I have a function $f:\mathbb{R}\times\mathbb{R}\to\mathbb{R}$ which is $L$-Lipschitz (over the Manhattan distance). Is $\max_y f(x,y)$ still Lipschitz? In my opinion, it is true, and I can prove it, but I'm not sure whether the proof is correct or not, because to me seems too easy.

$$ |\max_{y_1} f(x_1,y_1) - \max_{y_2} f(x_2,y_2) | =|\max_{y_1} f(x_1,y_1) - \max_{y_2}\bigl(f(x_1,y_2) - f(x_1,y_2) + f(x_2,y_2)\bigr) | $$

$$ \leq| \max_{y_1} f(x_1,y_1) - \max_{y_2} f(x_1,y_2) + L |x_1 - x_2| | = L|x_1 - x_2|$$

Answer 1

(1) Define $f_y : \mathbb{R}\rightarrow \mathbb{R}$ by $f_y(x)=f(x,y)$. Hence $$|f_y(x)-f_y(z)|=|f(x,y)-f(z,y)|\leq L |x-z|$$ so that each $f_y$ is $L$-Lipschitz.

(2) Note that $F(x):=\max_y\ f(x,y)$ is a supremum of $f_y$.

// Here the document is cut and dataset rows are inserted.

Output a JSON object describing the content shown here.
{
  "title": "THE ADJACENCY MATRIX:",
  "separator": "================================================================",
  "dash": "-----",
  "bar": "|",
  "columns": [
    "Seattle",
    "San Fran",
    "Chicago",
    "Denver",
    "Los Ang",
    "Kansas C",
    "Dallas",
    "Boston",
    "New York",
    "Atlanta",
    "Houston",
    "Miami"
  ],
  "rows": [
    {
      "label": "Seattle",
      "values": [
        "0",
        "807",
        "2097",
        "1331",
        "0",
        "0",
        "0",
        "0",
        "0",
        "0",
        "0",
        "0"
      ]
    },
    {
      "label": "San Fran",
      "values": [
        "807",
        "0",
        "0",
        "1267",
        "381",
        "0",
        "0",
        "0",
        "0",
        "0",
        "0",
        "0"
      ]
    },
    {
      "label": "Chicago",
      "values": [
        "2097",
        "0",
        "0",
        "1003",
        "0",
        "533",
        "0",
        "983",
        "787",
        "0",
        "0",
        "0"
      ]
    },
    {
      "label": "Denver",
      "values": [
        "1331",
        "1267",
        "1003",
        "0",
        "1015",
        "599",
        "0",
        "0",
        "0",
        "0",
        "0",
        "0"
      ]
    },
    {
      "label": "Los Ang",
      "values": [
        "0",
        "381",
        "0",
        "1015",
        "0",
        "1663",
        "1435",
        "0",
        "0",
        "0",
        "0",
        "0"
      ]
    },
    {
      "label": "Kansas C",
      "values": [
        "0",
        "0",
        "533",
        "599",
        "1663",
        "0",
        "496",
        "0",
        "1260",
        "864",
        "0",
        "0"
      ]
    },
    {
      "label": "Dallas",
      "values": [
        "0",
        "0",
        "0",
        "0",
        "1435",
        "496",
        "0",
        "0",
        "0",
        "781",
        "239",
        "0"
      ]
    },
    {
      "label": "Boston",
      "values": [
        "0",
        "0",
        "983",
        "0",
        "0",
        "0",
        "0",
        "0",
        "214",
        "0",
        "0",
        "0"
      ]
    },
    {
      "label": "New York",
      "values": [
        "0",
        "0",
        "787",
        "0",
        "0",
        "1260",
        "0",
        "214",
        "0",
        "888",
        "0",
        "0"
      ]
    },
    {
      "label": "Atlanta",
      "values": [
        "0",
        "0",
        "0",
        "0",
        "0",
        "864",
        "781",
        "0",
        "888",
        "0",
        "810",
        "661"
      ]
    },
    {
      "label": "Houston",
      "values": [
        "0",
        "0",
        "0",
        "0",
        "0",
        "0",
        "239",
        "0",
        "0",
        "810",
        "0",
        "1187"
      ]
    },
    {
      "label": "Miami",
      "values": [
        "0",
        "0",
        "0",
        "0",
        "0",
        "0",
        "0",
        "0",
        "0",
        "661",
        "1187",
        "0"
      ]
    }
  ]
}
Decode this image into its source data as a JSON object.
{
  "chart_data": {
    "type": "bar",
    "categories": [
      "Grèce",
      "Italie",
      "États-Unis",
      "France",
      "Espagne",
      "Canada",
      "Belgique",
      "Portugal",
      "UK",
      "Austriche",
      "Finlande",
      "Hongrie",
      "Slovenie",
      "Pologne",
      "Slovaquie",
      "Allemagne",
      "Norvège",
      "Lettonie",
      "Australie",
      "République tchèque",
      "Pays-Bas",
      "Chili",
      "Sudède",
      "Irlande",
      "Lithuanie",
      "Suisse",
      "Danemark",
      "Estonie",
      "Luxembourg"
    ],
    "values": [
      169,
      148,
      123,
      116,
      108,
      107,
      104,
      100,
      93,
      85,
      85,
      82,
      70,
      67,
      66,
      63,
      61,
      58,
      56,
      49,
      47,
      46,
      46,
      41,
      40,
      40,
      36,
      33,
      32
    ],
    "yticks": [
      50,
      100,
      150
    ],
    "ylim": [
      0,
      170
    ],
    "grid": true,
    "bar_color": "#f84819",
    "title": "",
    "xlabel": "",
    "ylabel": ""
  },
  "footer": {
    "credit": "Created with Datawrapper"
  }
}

(3) Hence if $F(x)>F(z)$, then $$F(x)-F(z)\leq F(x) - f_y(z)$$ where $|F(x)-f_y(x)| <\varepsilon$. That is, $$ F(x)-F(z) \leq \varepsilon + |f_y(x)-f_y(z)| \leq \varepsilon + L|x-z|$$

Answer 2

I think the problem is already solved by this link. However, I think your proof is correct with minor modification.
Define $F(x):=\max_y f(x,y)$, then we have:
$$ \begin{align} |F(x)-F(z)| &= \max\left\{ \max_{y_1}f(x,y_1) - \max_{y_2}f(z,y_2), \quad\max_{y_2}f(z,y_2)-\max_{y_1}f(x,y_1) \right\}\\ &= \max\left\{ \max_{y_1}\left\{f(x,y_1)+f(z,y_1)-f(z,y_1)\right\} - \max_{y_2}f(z,y_2),\right.\\ & \qquad\qquad \left. \max_{y_2}\left\{f(z,y_2)+f(x,y_2)-f(x,y_2)\right\}-\max_{y_1}f(x,y_1) \right\}\\ &\leq \max\left\{ \max_{y_1}\left\{f(x,y_1)-f(z,y_1)\right\} +\max_{y_1}f(z,y_1) - \max_{y_2}f(z,y_2),\right.\\ & \qquad\qquad \left. \max_{y_2}\left\{f(z,y_2)-f(x,y_2)\right\} +\max_{y_2}f(x,y_2) -\max_{y_1}f(x,y_1) \right\}\\ &\leq L\cdot d(x,z) \end{align} $$ The first equality converts absolute value to a $\max$ operator, the first inequality is due to that separate maximum of two function is larger than the maximum of their sum.